1. Flood 0.5 ml of the patient's serum in the appropriate dilution into the test tube and the same volume into the serum control tube.

2. Add 0.5 ml of the antigen (diagnosticum) and 0.5 ml of the complement to the first tube.

3. Dispense 0.5 ml of complement and 0.5 ml of isotonic solution (instead of the antigen) in the second tube (serum control).

4. Pour the same volumes (0.5 ml) of antigen, complement and isotonic solution into the third tube (antigen control).

5. Place the tubes into the 37^oC incubator. Allow them to stand for 1 h.

6. Take the tubes from the incubator and add 1.0 ml of hemolytic system to each tube.

7. Reincubate the tubes at 37^oC for 1 h.
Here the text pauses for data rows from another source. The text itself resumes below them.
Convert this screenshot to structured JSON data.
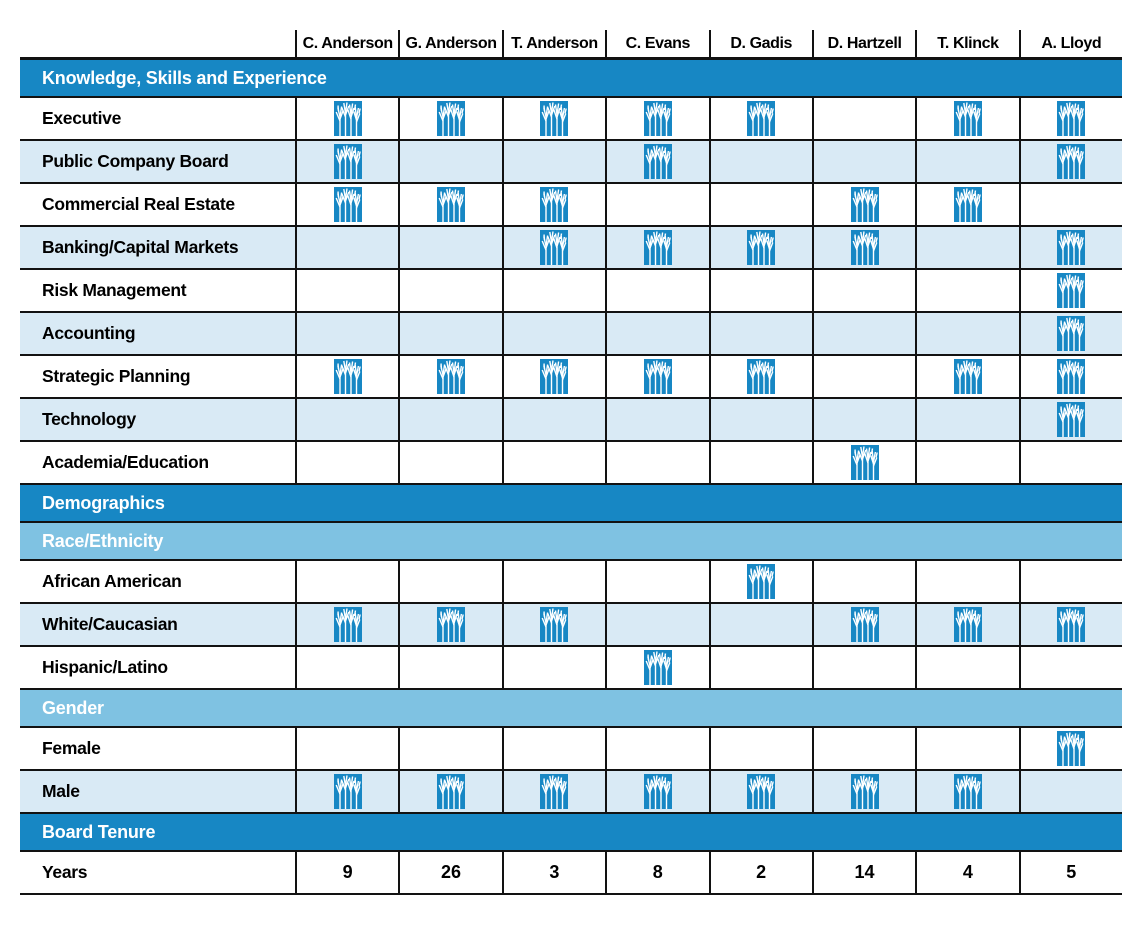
{
  "colors": {
    "dark_blue": "#1787c4",
    "medium_blue": "#7fc2e2",
    "light_blue": "#d9eaf5",
    "border_black": "#121212",
    "text_black": "#000000",
    "icon_blue": "#1787c4",
    "icon_glyph_white": "#ffffff"
  },
  "icons": {
    "mark": "tree-logo-icon"
  },
  "chart_data": {
    "type": "table",
    "title": "Board skills, demographics and tenure matrix",
    "columns": [
      "C. Anderson",
      "G. Anderson",
      "T. Anderson",
      "C. Evans",
      "D. Gadis",
      "D. Hartzell",
      "T. Klinck",
      "A. Lloyd"
    ],
    "sections": [
      {
        "header": "Knowledge, Skills and Experience",
        "header_style": "dark",
        "rows": [
          {
            "label": "Executive",
            "marks": [
              1,
              1,
              1,
              1,
              1,
              0,
              1,
              1
            ]
          },
          {
            "label": "Public Company Board",
            "marks": [
              1,
              0,
              0,
              1,
              0,
              0,
              0,
              1
            ]
          },
          {
            "label": "Commercial Real Estate",
            "marks": [
              1,
              1,
              1,
              0,
              0,
              1,
              1,
              0
            ]
          },
          {
            "label": "Banking/Capital Markets",
            "marks": [
              0,
              0,
              1,
              1,
              1,
              1,
              0,
              1
            ]
          },
          {
            "label": "Risk Management",
            "marks": [
              0,
              0,
              0,
              0,
              0,
              0,
              0,
              1
            ]
          },
          {
            "label": "Accounting",
            "marks": [
              0,
              0,
              0,
              0,
              0,
              0,
              0,
              1
            ]
          },
          {
            "label": "Strategic Planning",
            "marks": [
              1,
              1,
              1,
              1,
              1,
              0,
              1,
              1
            ]
          },
          {
            "label": "Technology",
            "marks": [
              0,
              0,
              0,
              0,
              0,
              0,
              0,
              1
            ]
          },
          {
            "label": "Academia/Education",
            "marks": [
              0,
              0,
              0,
              0,
              0,
              1,
              0,
              0
            ]
          }
        ]
      },
      {
        "header": "Demographics",
        "header_style": "dark",
        "rows": []
      },
      {
        "header": "Race/Ethnicity",
        "header_style": "medium",
        "rows": [
          {
            "label": "African American",
            "marks": [
              0,
              0,
              0,
              0,
              1,
              0,
              0,
              0
            ]
          },
          {
            "label": "White/Caucasian",
            "marks": [
              1,
              1,
              1,
              0,
              0,
              1,
              1,
              1
            ]
          },
          {
            "label": "Hispanic/Latino",
            "marks": [
              0,
              0,
              0,
              1,
              0,
              0,
              0,
              0
            ]
          }
        ]
      },
      {
        "header": "Gender",
        "header_style": "medium",
        "rows": [
          {
            "label": "Female",
            "marks": [
              0,
              0,
              0,
              0,
              0,
              0,
              0,
              1
            ]
          },
          {
            "label": "Male",
            "marks": [
              1,
              1,
              1,
              1,
              1,
              1,
              1,
              0
            ]
          }
        ]
      },
      {
        "header": "Board Tenure",
        "header_style": "dark",
        "rows": [
          {
            "label": "Years",
            "values": [
              9,
              26,
              3,
              8,
              2,
              14,
              4,
              5
            ]
          }
        ]
      }
    ]
  }
}
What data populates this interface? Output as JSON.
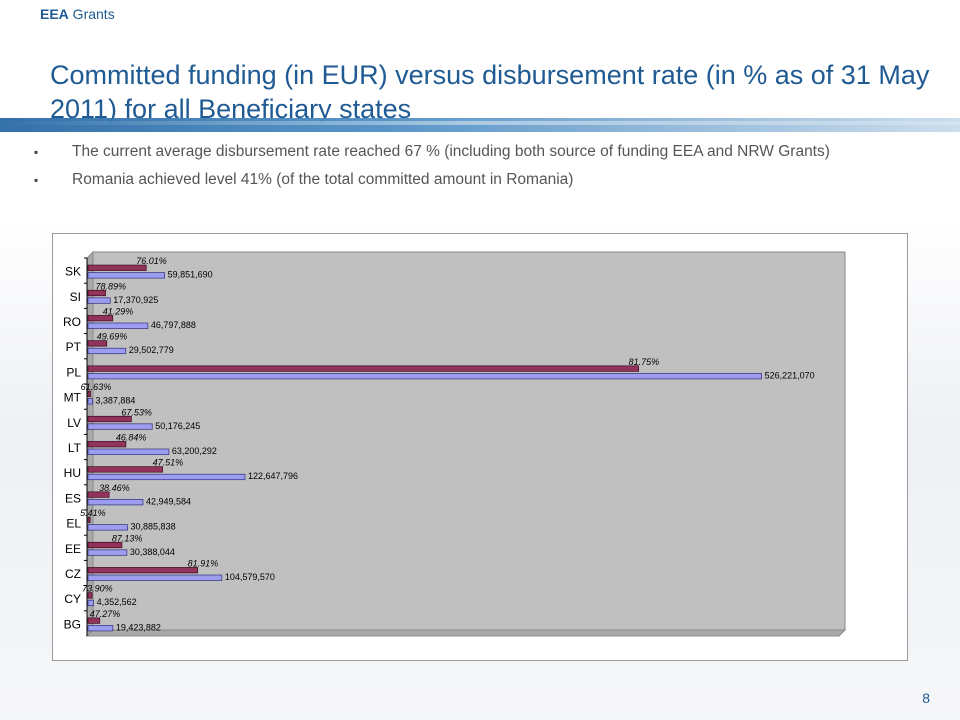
{
  "header": {
    "brand_bold": "EEA",
    "brand_rest": " Grants",
    "title": "Committed funding (in EUR) versus disbursement rate (in % as of 31 May 2011) for all Beneficiary states"
  },
  "bullets": [
    {
      "mark": "▪",
      "text": "The current average disbursement rate reached 67 % (including both source of funding EEA and NRW Grants)"
    },
    {
      "mark": "▪",
      "text": "Romania achieved level 41% (of the total committed amount in Romania)"
    }
  ],
  "footer": {
    "page_number": "8"
  },
  "colors": {
    "rate_bar": "#93335c",
    "amount_bar": "#9d9df0",
    "plot_bg": "#c0c0c0",
    "accent": "#1f5a93"
  },
  "chart_data": {
    "type": "bar",
    "orientation": "horizontal",
    "title": "",
    "xlabel": "",
    "ylabel": "",
    "xlim": [
      0,
      600000000
    ],
    "categories": [
      "SK",
      "SI",
      "RO",
      "PT",
      "PL",
      "MT",
      "LV",
      "LT",
      "HU",
      "ES",
      "EL",
      "EE",
      "CZ",
      "CY",
      "BG"
    ],
    "series": [
      {
        "key": "rate",
        "values": [
          76.01,
          78.89,
          41.29,
          49.69,
          81.75,
          61.63,
          67.53,
          46.84,
          47.51,
          38.46,
          5.41,
          87.13,
          81.91,
          73.9,
          47.27
        ],
        "labels": [
          "76.01%",
          "78.89%",
          "41.29%",
          "49.69%",
          "81.75%",
          "61.63%",
          "67.53%",
          "46.84%",
          "47.51%",
          "38.46%",
          "5.41%",
          "87.13%",
          "81.91%",
          "73.90%",
          "47.27%"
        ]
      },
      {
        "key": "amount",
        "values": [
          59851690,
          17370925,
          46797888,
          29502779,
          526221070,
          3387884,
          50176245,
          63200292,
          122647796,
          42949584,
          30885838,
          30388044,
          104579570,
          4352562,
          19423882
        ],
        "labels": [
          "59,851,690",
          "17,370,925",
          "46,797,888",
          "29,502,779",
          "526,221,070",
          "3,387,884",
          "50,176,245",
          "63,200,292",
          "122,647,796",
          "42,949,584",
          "30,885,838",
          "30,388,044",
          "104,579,570",
          "4,352,562",
          "19,423,882"
        ]
      }
    ]
  }
}
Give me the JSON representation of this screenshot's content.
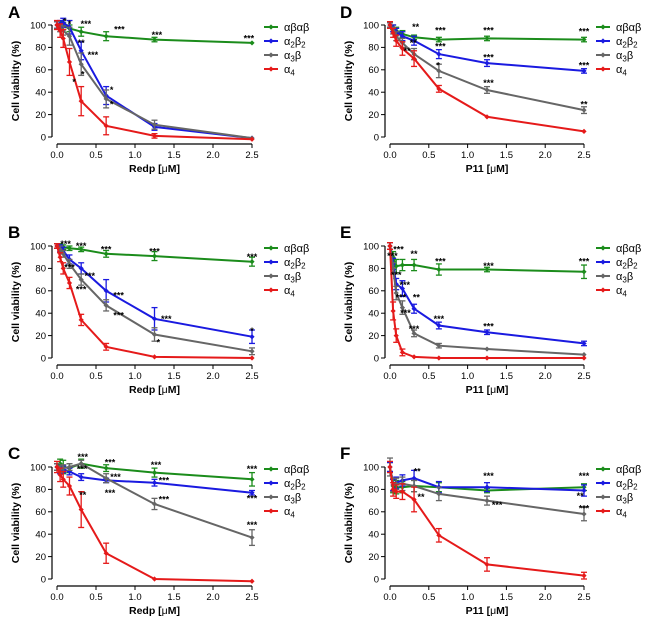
{
  "colors": {
    "abab": "#1b8c1b",
    "a2b2": "#1a1ae0",
    "a3b": "#666666",
    "a4": "#e51a1a",
    "axis": "#000000"
  },
  "legend": {
    "abab": {
      "g1": "αβαβ"
    },
    "a2b2": {
      "g1": "α",
      "s1": "2",
      "g2": "β",
      "s2": "2"
    },
    "a3b": {
      "g1": "α",
      "s1": "3",
      "g2": "β"
    },
    "a4": {
      "g1": "α",
      "s1": "4"
    }
  },
  "chart_data": [
    {
      "panel": "A",
      "type": "line",
      "xlabel": {
        "text": "Redp ",
        "mu": "μ",
        "unit": "M",
        "open": "[",
        "close": "]"
      },
      "ylabel": "Cell viability (%)",
      "xlim": [
        0,
        2.5
      ],
      "ylim": [
        0,
        100
      ],
      "xticks": [
        "0.0",
        "0.5",
        "1.0",
        "1.5",
        "2.0",
        "2.5"
      ],
      "yticks": [
        "0",
        "20",
        "40",
        "60",
        "80",
        "100"
      ],
      "x": [
        0,
        0.04,
        0.08,
        0.16,
        0.31,
        0.63,
        1.25,
        2.5
      ],
      "series": [
        {
          "key": "abab",
          "values": [
            100,
            100,
            99,
            97,
            94,
            90,
            87,
            84
          ],
          "errors": [
            3,
            3,
            3,
            3,
            4,
            4,
            2,
            1
          ]
        },
        {
          "key": "a2b2",
          "values": [
            100,
            101,
            102,
            98,
            77,
            37,
            9,
            -1
          ],
          "errors": [
            3,
            3,
            4,
            6,
            8,
            8,
            3,
            1
          ]
        },
        {
          "key": "a3b",
          "values": [
            100,
            97,
            95,
            90,
            65,
            34,
            11,
            -1
          ],
          "errors": [
            3,
            3,
            4,
            8,
            10,
            8,
            4,
            1
          ]
        },
        {
          "key": "a4",
          "values": [
            100,
            95,
            88,
            67,
            32,
            10,
            1,
            -2
          ],
          "errors": [
            4,
            6,
            8,
            12,
            13,
            8,
            2,
            1
          ]
        }
      ],
      "annotations": [
        {
          "text": "*",
          "x": 0.1,
          "y": 103
        },
        {
          "text": "*",
          "x": 0.16,
          "y": 101
        },
        {
          "text": "***",
          "x": 0.37,
          "y": 101
        },
        {
          "text": "***",
          "x": 0.8,
          "y": 96
        },
        {
          "text": "***",
          "x": 1.28,
          "y": 91
        },
        {
          "text": "***",
          "x": 2.46,
          "y": 88
        },
        {
          "text": "**",
          "x": 0.31,
          "y": 84
        },
        {
          "text": "***",
          "x": 0.46,
          "y": 73
        },
        {
          "text": "*",
          "x": 0.33,
          "y": 56
        },
        {
          "text": "*",
          "x": 0.22,
          "y": 49
        },
        {
          "text": "*",
          "x": 0.7,
          "y": 42
        },
        {
          "text": "*",
          "x": 0.7,
          "y": 29
        }
      ]
    },
    {
      "panel": "B",
      "type": "line",
      "xlabel": {
        "text": "Redp ",
        "mu": "μ",
        "unit": "M",
        "open": "[",
        "close": "]"
      },
      "ylabel": "Cell viability (%)",
      "xlim": [
        0,
        2.5
      ],
      "ylim": [
        0,
        100
      ],
      "xticks": [
        "0.0",
        "0.5",
        "1.0",
        "1.5",
        "2.0",
        "2.5"
      ],
      "yticks": [
        "0",
        "20",
        "40",
        "60",
        "80",
        "100"
      ],
      "x": [
        0,
        0.04,
        0.08,
        0.16,
        0.31,
        0.63,
        1.25,
        2.5
      ],
      "series": [
        {
          "key": "abab",
          "values": [
            100,
            100,
            99,
            98,
            97,
            93,
            91,
            86
          ],
          "errors": [
            2,
            2,
            2,
            2,
            2,
            3,
            4,
            4
          ]
        },
        {
          "key": "a2b2",
          "values": [
            100,
            98,
            96,
            88,
            80,
            60,
            35,
            19
          ],
          "errors": [
            2,
            3,
            3,
            4,
            5,
            10,
            10,
            6
          ]
        },
        {
          "key": "a3b",
          "values": [
            100,
            97,
            93,
            84,
            70,
            47,
            21,
            6
          ],
          "errors": [
            2,
            3,
            3,
            4,
            5,
            5,
            6,
            3
          ]
        },
        {
          "key": "a4",
          "values": [
            100,
            90,
            80,
            67,
            34,
            10,
            1,
            0
          ],
          "errors": [
            2,
            4,
            5,
            5,
            5,
            3,
            1,
            1
          ]
        }
      ],
      "annotations": [
        {
          "text": "***",
          "x": 0.11,
          "y": 102
        },
        {
          "text": "***",
          "x": 0.31,
          "y": 100
        },
        {
          "text": "***",
          "x": 0.63,
          "y": 97
        },
        {
          "text": "***",
          "x": 1.25,
          "y": 95
        },
        {
          "text": "***",
          "x": 2.5,
          "y": 90
        },
        {
          "text": "***",
          "x": 0.16,
          "y": 81
        },
        {
          "text": "***",
          "x": 0.42,
          "y": 73
        },
        {
          "text": "***",
          "x": 0.31,
          "y": 61
        },
        {
          "text": "***",
          "x": 0.79,
          "y": 56
        },
        {
          "text": "***",
          "x": 0.79,
          "y": 38
        },
        {
          "text": "***",
          "x": 1.4,
          "y": 35
        },
        {
          "text": "*",
          "x": 1.3,
          "y": 14
        },
        {
          "text": "*",
          "x": 2.5,
          "y": 24
        }
      ]
    },
    {
      "panel": "C",
      "type": "line",
      "xlabel": {
        "text": "Redp ",
        "mu": "μ",
        "unit": "M",
        "open": "[",
        "close": "]"
      },
      "ylabel": "Cell viability (%)",
      "xlim": [
        0,
        2.5
      ],
      "ylim": [
        0,
        100
      ],
      "xticks": [
        "0.0",
        "0.5",
        "1.0",
        "1.5",
        "2.0",
        "2.5"
      ],
      "yticks": [
        "0",
        "20",
        "40",
        "60",
        "80",
        "100"
      ],
      "x": [
        0,
        0.04,
        0.08,
        0.16,
        0.31,
        0.63,
        1.25,
        2.5
      ],
      "series": [
        {
          "key": "abab",
          "values": [
            100,
            103,
            100,
            99,
            103,
            99,
            95,
            89
          ],
          "errors": [
            3,
            4,
            6,
            4,
            4,
            3,
            4,
            6
          ]
        },
        {
          "key": "a2b2",
          "values": [
            100,
            97,
            98,
            96,
            91,
            88,
            86,
            77
          ],
          "errors": [
            3,
            3,
            3,
            3,
            3,
            2,
            3,
            2
          ]
        },
        {
          "key": "a3b",
          "values": [
            100,
            98,
            99,
            100,
            103,
            90,
            67,
            37
          ],
          "errors": [
            3,
            3,
            3,
            3,
            3,
            4,
            5,
            7
          ]
        },
        {
          "key": "a4",
          "values": [
            100,
            93,
            89,
            83,
            62,
            23,
            0,
            -2
          ],
          "errors": [
            5,
            6,
            7,
            8,
            16,
            9,
            1,
            1
          ]
        }
      ],
      "annotations": [
        {
          "text": "***",
          "x": 0.33,
          "y": 109
        },
        {
          "text": "***",
          "x": 0.68,
          "y": 104
        },
        {
          "text": "***",
          "x": 1.27,
          "y": 102
        },
        {
          "text": "***",
          "x": 2.5,
          "y": 98
        },
        {
          "text": "***",
          "x": 0.32,
          "y": 98
        },
        {
          "text": "***",
          "x": 0.75,
          "y": 91
        },
        {
          "text": "***",
          "x": 1.37,
          "y": 88
        },
        {
          "text": "**",
          "x": 0.33,
          "y": 75
        },
        {
          "text": "***",
          "x": 0.68,
          "y": 77
        },
        {
          "text": "***",
          "x": 1.37,
          "y": 71
        },
        {
          "text": "***",
          "x": 2.5,
          "y": 72
        },
        {
          "text": "***",
          "x": 2.5,
          "y": 48
        }
      ]
    },
    {
      "panel": "D",
      "type": "line",
      "xlabel": {
        "text": "P11 ",
        "mu": "μ",
        "unit": "M",
        "open": "[",
        "close": "]"
      },
      "ylabel": "Cell viability (%)",
      "xlim": [
        0,
        2.5
      ],
      "ylim": [
        0,
        100
      ],
      "xticks": [
        "0.0",
        "0.5",
        "1.0",
        "1.5",
        "2.0",
        "2.5"
      ],
      "yticks": [
        "0",
        "20",
        "40",
        "60",
        "80",
        "100"
      ],
      "x": [
        0,
        0.04,
        0.08,
        0.16,
        0.31,
        0.63,
        1.25,
        2.5
      ],
      "series": [
        {
          "key": "abab",
          "values": [
            100,
            98,
            95,
            92,
            89,
            87,
            88,
            87
          ],
          "errors": [
            2,
            2,
            3,
            3,
            2,
            2,
            2,
            2
          ]
        },
        {
          "key": "a2b2",
          "values": [
            100,
            97,
            94,
            90,
            86,
            74,
            66,
            59
          ],
          "errors": [
            2,
            3,
            3,
            4,
            4,
            4,
            3,
            2
          ]
        },
        {
          "key": "a3b",
          "values": [
            100,
            95,
            90,
            84,
            74,
            59,
            42,
            24
          ],
          "errors": [
            2,
            3,
            4,
            4,
            5,
            6,
            3,
            3
          ]
        },
        {
          "key": "a4",
          "values": [
            100,
            93,
            86,
            79,
            70,
            43,
            18,
            5
          ],
          "errors": [
            3,
            4,
            5,
            6,
            7,
            3,
            1,
            1
          ]
        }
      ],
      "annotations": [
        {
          "text": "**",
          "x": 0.33,
          "y": 98
        },
        {
          "text": "***",
          "x": 0.65,
          "y": 95
        },
        {
          "text": "***",
          "x": 1.27,
          "y": 95
        },
        {
          "text": "***",
          "x": 2.5,
          "y": 94
        },
        {
          "text": "**",
          "x": 0.3,
          "y": 84
        },
        {
          "text": "***",
          "x": 0.65,
          "y": 81
        },
        {
          "text": "***",
          "x": 1.27,
          "y": 71
        },
        {
          "text": "***",
          "x": 2.5,
          "y": 64
        },
        {
          "text": "**",
          "x": 0.22,
          "y": 77
        },
        {
          "text": "*",
          "x": 0.62,
          "y": 64
        },
        {
          "text": "***",
          "x": 1.27,
          "y": 48
        },
        {
          "text": "**",
          "x": 2.5,
          "y": 29
        }
      ]
    },
    {
      "panel": "E",
      "type": "line",
      "xlabel": {
        "text": "P11 ",
        "mu": "μ",
        "unit": "M",
        "open": "[",
        "close": "]"
      },
      "ylabel": "Cell viability (%)",
      "xlim": [
        0,
        2.5
      ],
      "ylim": [
        0,
        100
      ],
      "xticks": [
        "0.0",
        "0.5",
        "1.0",
        "1.5",
        "2.0",
        "2.5"
      ],
      "yticks": [
        "0",
        "20",
        "40",
        "60",
        "80",
        "100"
      ],
      "x": [
        0,
        0.04,
        0.08,
        0.16,
        0.31,
        0.63,
        1.25,
        2.5
      ],
      "series": [
        {
          "key": "abab",
          "values": [
            100,
            90,
            82,
            83,
            83,
            79,
            79,
            77
          ],
          "errors": [
            3,
            5,
            6,
            5,
            5,
            5,
            2,
            6
          ]
        },
        {
          "key": "a2b2",
          "values": [
            100,
            84,
            66,
            62,
            44,
            29,
            23,
            13
          ],
          "errors": [
            3,
            5,
            5,
            7,
            4,
            3,
            2,
            2
          ]
        },
        {
          "key": "a3b",
          "values": [
            100,
            80,
            58,
            45,
            22,
            11,
            8,
            3
          ],
          "errors": [
            3,
            5,
            6,
            6,
            3,
            2,
            1,
            1
          ]
        },
        {
          "key": "a4",
          "values": [
            100,
            42,
            20,
            5,
            1,
            0,
            0,
            0
          ],
          "errors": [
            3,
            8,
            6,
            3,
            1,
            1,
            1,
            1
          ]
        }
      ],
      "annotations": [
        {
          "text": "***",
          "x": 0.11,
          "y": 97
        },
        {
          "text": "**",
          "x": 0.31,
          "y": 93
        },
        {
          "text": "***",
          "x": 0.03,
          "y": 91
        },
        {
          "text": "***",
          "x": 0.65,
          "y": 86
        },
        {
          "text": "***",
          "x": 1.27,
          "y": 82
        },
        {
          "text": "***",
          "x": 2.5,
          "y": 86
        },
        {
          "text": "***",
          "x": 0.08,
          "y": 74
        },
        {
          "text": "***",
          "x": 0.19,
          "y": 65
        },
        {
          "text": "***",
          "x": 0.14,
          "y": 54
        },
        {
          "text": "**",
          "x": 0.34,
          "y": 54
        },
        {
          "text": "***",
          "x": 0.2,
          "y": 40
        },
        {
          "text": "***",
          "x": 0.31,
          "y": 26
        },
        {
          "text": "***",
          "x": 0.63,
          "y": 35
        },
        {
          "text": "***",
          "x": 1.27,
          "y": 28
        }
      ]
    },
    {
      "panel": "F",
      "type": "line",
      "xlabel": {
        "text": "P11 ",
        "mu": "μ",
        "unit": "M",
        "open": "[",
        "close": "]"
      },
      "ylabel": "Cell viability (%)",
      "xlim": [
        0,
        2.5
      ],
      "ylim": [
        0,
        100
      ],
      "xticks": [
        "0.0",
        "0.5",
        "1.0",
        "1.5",
        "2.0",
        "2.5"
      ],
      "yticks": [
        "0",
        "20",
        "40",
        "60",
        "80",
        "100"
      ],
      "x": [
        0,
        0.04,
        0.08,
        0.16,
        0.31,
        0.63,
        1.25,
        2.5
      ],
      "series": [
        {
          "key": "abab",
          "values": [
            100,
            83,
            82,
            82,
            83,
            82,
            79,
            82
          ],
          "errors": [
            4,
            6,
            6,
            5,
            5,
            4,
            2,
            3
          ]
        },
        {
          "key": "a2b2",
          "values": [
            100,
            84,
            86,
            88,
            90,
            82,
            82,
            79
          ],
          "errors": [
            4,
            5,
            5,
            5,
            7,
            5,
            4,
            5
          ]
        },
        {
          "key": "a3b",
          "values": [
            100,
            84,
            85,
            85,
            83,
            76,
            70,
            58
          ],
          "errors": [
            8,
            6,
            5,
            6,
            5,
            6,
            4,
            6
          ]
        },
        {
          "key": "a4",
          "values": [
            100,
            80,
            78,
            78,
            71,
            39,
            13,
            3
          ],
          "errors": [
            5,
            6,
            6,
            7,
            11,
            6,
            6,
            3
          ]
        }
      ],
      "annotations": [
        {
          "text": "**",
          "x": 0.35,
          "y": 96
        },
        {
          "text": "***",
          "x": 1.27,
          "y": 92
        },
        {
          "text": "***",
          "x": 2.5,
          "y": 92
        },
        {
          "text": "**",
          "x": 0.4,
          "y": 73
        },
        {
          "text": "***",
          "x": 1.38,
          "y": 66
        },
        {
          "text": "**",
          "x": 2.45,
          "y": 74
        },
        {
          "text": "***",
          "x": 2.5,
          "y": 63
        }
      ]
    }
  ]
}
8. Read the results beginning with the controls. Note the presence of hemolysis in the control tubes. If the CF-test is positive, no hemolysis is registered in the test tube. If the test is negative, the complete hemolysis occurs in the test tube. Register the results in Table 13-4.

Table 13-4

The Scheme of Complement Fixation Test.

Ingredients	Test tube 1	Serum control 2	Antigen control 3
Patient’s serum in dilution 1:25 (ml)	0.5	0.5	--
Antigen (diagnosticum) (ml)	0.5	--	0.5
Complement (working dose) (ml)	0.5	0.5	0.5
Isotonic solution (ml)	--	0.5	0.5
Incubation at 37oC for 1 h.
Hemolytic system (ml)	1.0	1.0	1.0
Incubation at 37oC for 1 h.
Results: (hemolysis/no hemolysis)
Results: (hemolysis/no hemolysis)
Conclusion: the CFT is ___________________(positive/negative). The patient’s serum contains (does not contain) specific antibodies.